Classes have started this week at Grand Valley, and I wanted to share from my two preassessments. This first part is from giving the growth mindset survey to our preservice student teacher assistants. The field experience for the professional program here is one semester in schools in the morning, where the TA teaches at least one unit for one class (though most do much more), and then a semester of traditional student teaching. After our getting to know you time (Piece of Me plus student interviews of each other), I showed a Prezi on what do we mean by professional development (emphasis on student TEACHER rather than STUDENT teacher).
From the always funny Speed Bump.
Then we did the growth mindset survey. (Developed with Sue Van Hattum.) We discussed a few of the questions and made a human bargraph so we could see where people are. A lot of agreement this semester, and a pretty reform minded bunch, I'd say.

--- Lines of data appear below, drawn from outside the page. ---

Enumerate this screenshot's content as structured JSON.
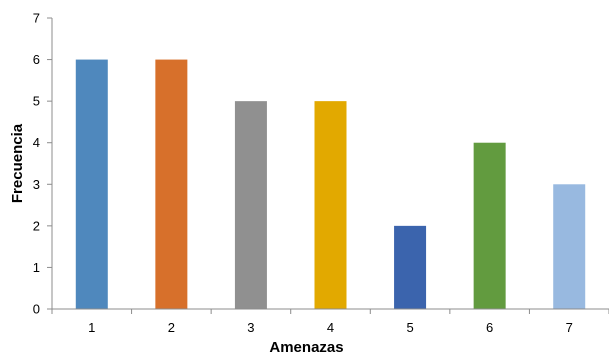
{
  "chart_data": {
    "type": "bar",
    "categories": [
      "1",
      "2",
      "3",
      "4",
      "5",
      "6",
      "7"
    ],
    "values": [
      6,
      6,
      5,
      5,
      2,
      4,
      3
    ],
    "colors": [
      "#4f88bd",
      "#d7702b",
      "#909090",
      "#e2a900",
      "#3b64ad",
      "#629b3f",
      "#98b9e0"
    ],
    "title": "",
    "xlabel": "Amenazas",
    "ylabel": "Frecuencia",
    "ylim": [
      0,
      7
    ],
    "yticks": [
      "0",
      "1",
      "2",
      "3",
      "4",
      "5",
      "6",
      "7"
    ],
    "grid": false,
    "legend": "none"
  }
}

So they're pretty countercultural about their beliefs about mathematics, and at least open to a growth mindset on the surface. (There's lots of good research contrasting surface beliefs with the beliefs that cause actions.) And they seem to be open to differentiation practices with how students learn math, strongly endorsing visuals, communication and questioning. The question for Rebecca and I becomes how do we support and encourage them in this direction. They are mostly placed in pairs (except for the odd man out), which we think will help, and did in the pilot pair placements. I'm wondering if the hedging (mostly vs. strongly) is a sign of underlying belief vs. what we've been telling them in the university, or their developing belief vs. cultural truism.
Their comments about 10/15 and 18 were also interesting.
Pick one statement you agree with and explain.
8. You can greatly change your ability to do math.
- The biggest thing you can change about math ability is your mindset. If you believe you can’t, then you won’t be able. If you believe you can do it, then you will be able to do it. Might take some extra work.
- All things take help, and some take extra practice.
- Being able to see the situation helps me organize.
- Drawing pictures help me learn and do math. They help me to see what is known and what needs to be solved.
- Explaining forces one to view math in different ways.
- I have experienced this several times myself. I want my students to have the chance to teach each other.
- It wasn’t till I started tutoring calculus that I started understanding the underlying complexities and the power of it all.
- You can say your answer and get it correct, but it doesn’t mean you know math. You might know 2x3=6 from memorization, but if you can’t say why then you do not know math.
- Explaining helps me check and see it in a different way.
- After trying a problem it helps to clarify a question or reinforces my confidence.
- Forces you to put your thoughts in a logical order and may force you to see the problem in a new light – how the other person sees it.
- Helps you learn because it is a good measurement of how well you know something. It’s easy to explain to yourself, but explaining it to someone else helps a lot.
- To explain it is to know it so well that you can approach the idea from any angle.
2. How intelligent you are mostly determines how well you can do math.
- There are many subjects and you can be intelligent without math.
- Memorization gets a correct answer not understanding.
- Girls can do anything as well as boys. (Look around the room.)
- You might be the slowest person at getting an answer, but make less mistakes or just need time.
- Could be chance.
- There are so many factors that go into taking a test.
- Never is there one way.
- You can understand each step and make a simple mistake and get the wrong answer.
- Students can learn a lot on the way of solving a probem.
- Math is about learning the process. That is the most important thing.
- The right answer may be wrong from rounding error, etc…
Let me state unequivocally: I have every confidence in each of these teachers' mathematical ability. This is a measure of their self-perception, not their competence.
7 7 7 7
9 9 9
This makes me wonder about our schooling. Why don't they all consider themselves mathematicians? What damage have we done? If a college math major with a 2.8 GPA minimum is a 5, what is a struggling high school student?
So, that's my data. It has me very hopeful for the semester. I'll be working to support them in their fledgling positive beliefs (hoping their data supports it, too), and in helping them transfer those solid math beliefs to teaching.
What do you see in this data? I'd love to hear in the comments, if you have the inclination.